La cappella fu costruita sui resti di alcune terme romane, visibili dal vetro di cui è ricoperto il pavimento. Divisa in due navate, è un luogo meraviglioso, in quanto contiene alcuni magnifici affreschi bizantini, che possono essere divisi in tre diversi cicli, a seconda del periodo di realizzazione: X secolo, XI-XII secolo e XV-XVI secolo. In particolare gli affreschi del XV secolo ritraggono San Filadelfo in alcune guarigioni “taumaturgiche”, confermando la grande popolarità che il fondatore dell’Abbazia ebbe in questo luogo nel corso dei secoli.

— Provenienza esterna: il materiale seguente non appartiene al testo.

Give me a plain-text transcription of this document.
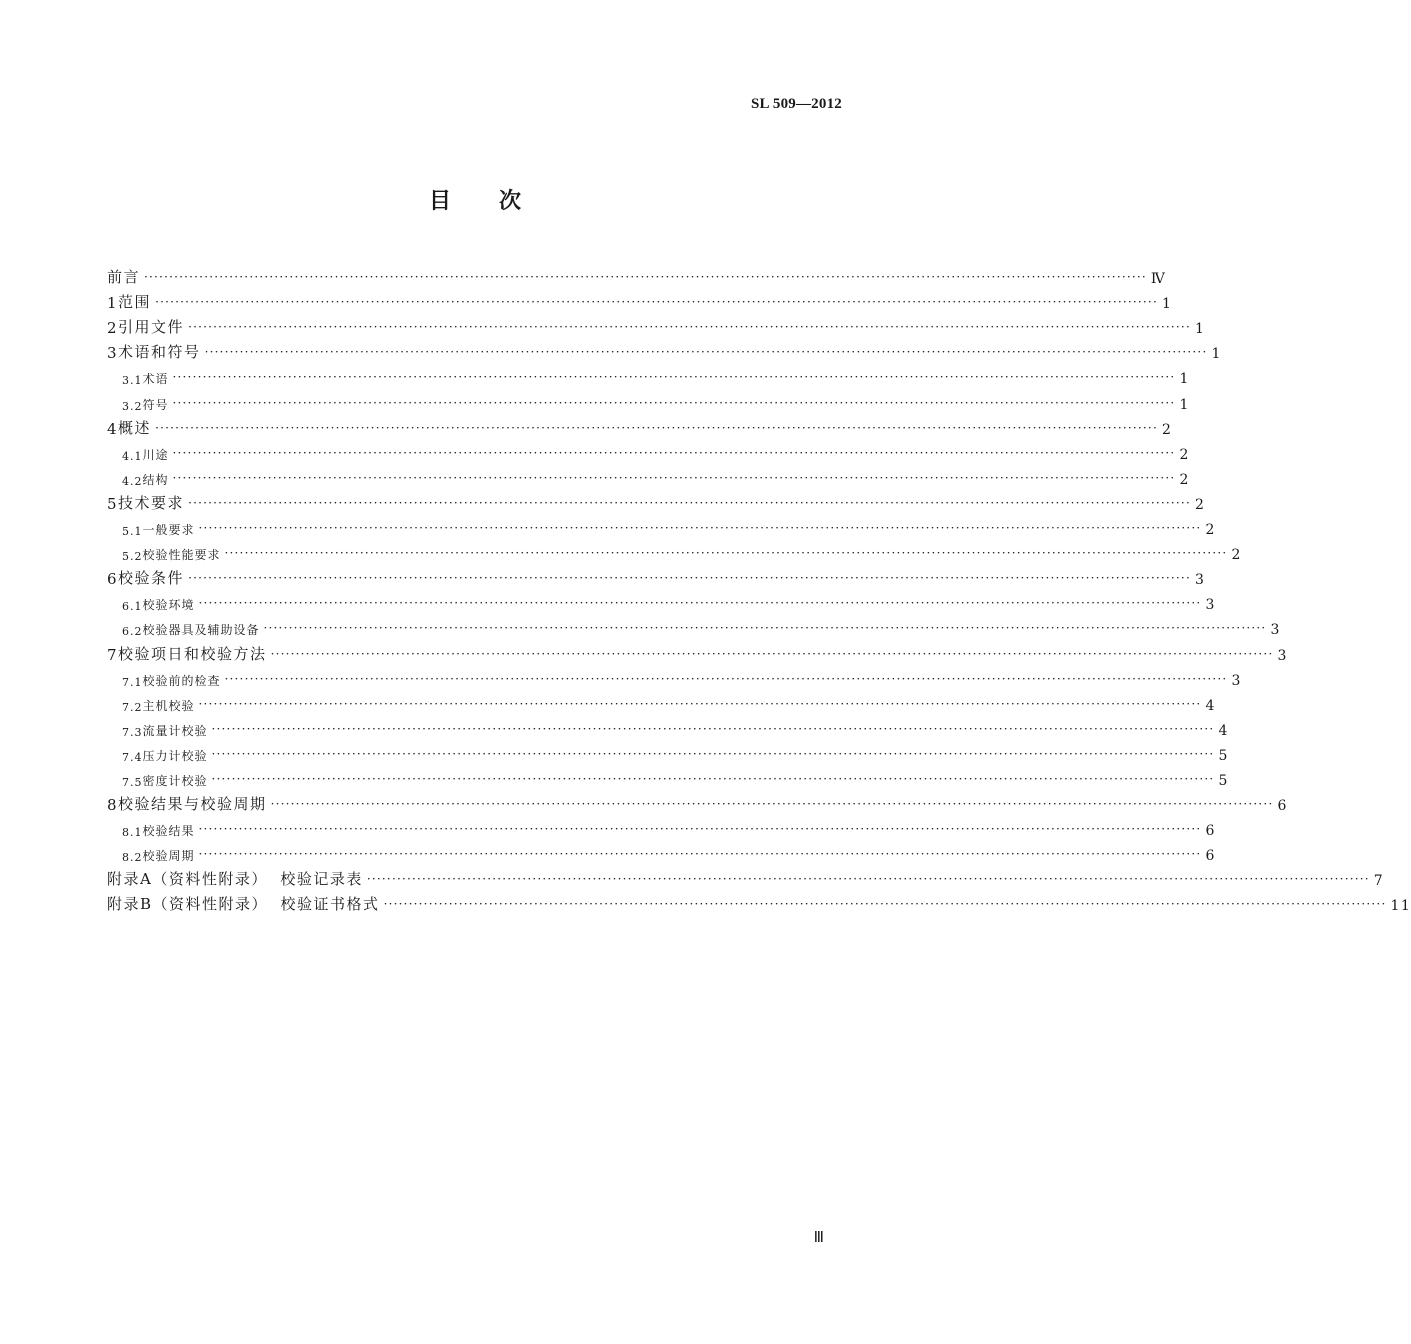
SL 509—2012
目次
前言 ········································································································································································································ Ⅳ
1 范围 ········································································································································································································ 1
2 引用文件 ········································································································································································································ 1
3 术语和符号 ········································································································································································································ 1
3.1 术语 ········································································································································································································ 1
3.2 符号 ········································································································································································································ 1
4 概述 ········································································································································································································ 2
4.1 川途 ········································································································································································································ 2
4.2 结构 ········································································································································································································ 2
5 技术要求 ········································································································································································································ 2
5.1 一般要求 ········································································································································································································ 2
5.2 校验性能要求 ········································································································································································································ 2
6 校验条件 ········································································································································································································ 3
6.1 校验环境 ········································································································································································································ 3
6.2 校验器具及辅助设备 ········································································································································································································ 3
7 校验项日和校验方法 ········································································································································································································ 3
7.1 校验前的检查 ········································································································································································································ 3
7.2 主机校验 ········································································································································································································ 4
7.3 流量计校验 ········································································································································································································ 4
7.4 压力计校验 ········································································································································································································ 5
7.5 密度计校验 ········································································································································································································ 5
8 校验结果与校验周期 ········································································································································································································ 6
8.1 校验结果 ········································································································································································································ 6
8.2 校验周期 ········································································································································································································ 6
附录A（资料性附录）  校验记录表 ········································································································································································································ 7
附录B（资料性附录）  校验证书格式 ········································································································································································································ 11
Ⅲ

Gli affreschi più importanti e antichi sono quelli dell’abside: straordinarie testimonianze di pittura bizantina, sono divisi in tre livelli sovrapposti. Sul livello più in alto è raffigurata un’Ascensione di Cristo, seduto in trono. Sul livello intermedio vi è la Vergine Maria in preghiera tra gli apostoli. Sul livello inferiore sono raffigurati otto santi, probabilmente, a giudicare dalle vesti orientaleggianti, sono i Padri della Chiesa bizantina. Sotto due di loro si legge un nome: Giovanni Crisostomo ed Epifanio.

L’Abbazia godette di ottima salute fino al XV secolo. Fu poi ceduta in gestione alla Badia di Cava da Papa Paolo III nel 1459: a quanto pare la cessione fu generata da situazioni di degrado morale all’interno del monastero di Pattano (si parla di fornicazione dei monaci con alcune donne del paese). In seguito, l’abbazia fu gestita da varie famiglie e nell’Ottocento, a seguito della confisca dei beni ecclesiastici dell’era murattiana, divenne un po’ alla volta una sorta di fattoria agricola. In effetti ancora oggi a uno sguardo dall’esterno, il sito ha in parte una conformazione da azienda agricola. Fu solo negli anni ’70 che fu avviato il recupero e il restauro dello splendido sito. Oggi il complesso è gestito dall’Associazione “Badia di Pattano”, che comprende delle guide turistiche. Per la visita, è possibile contattare detta associazione.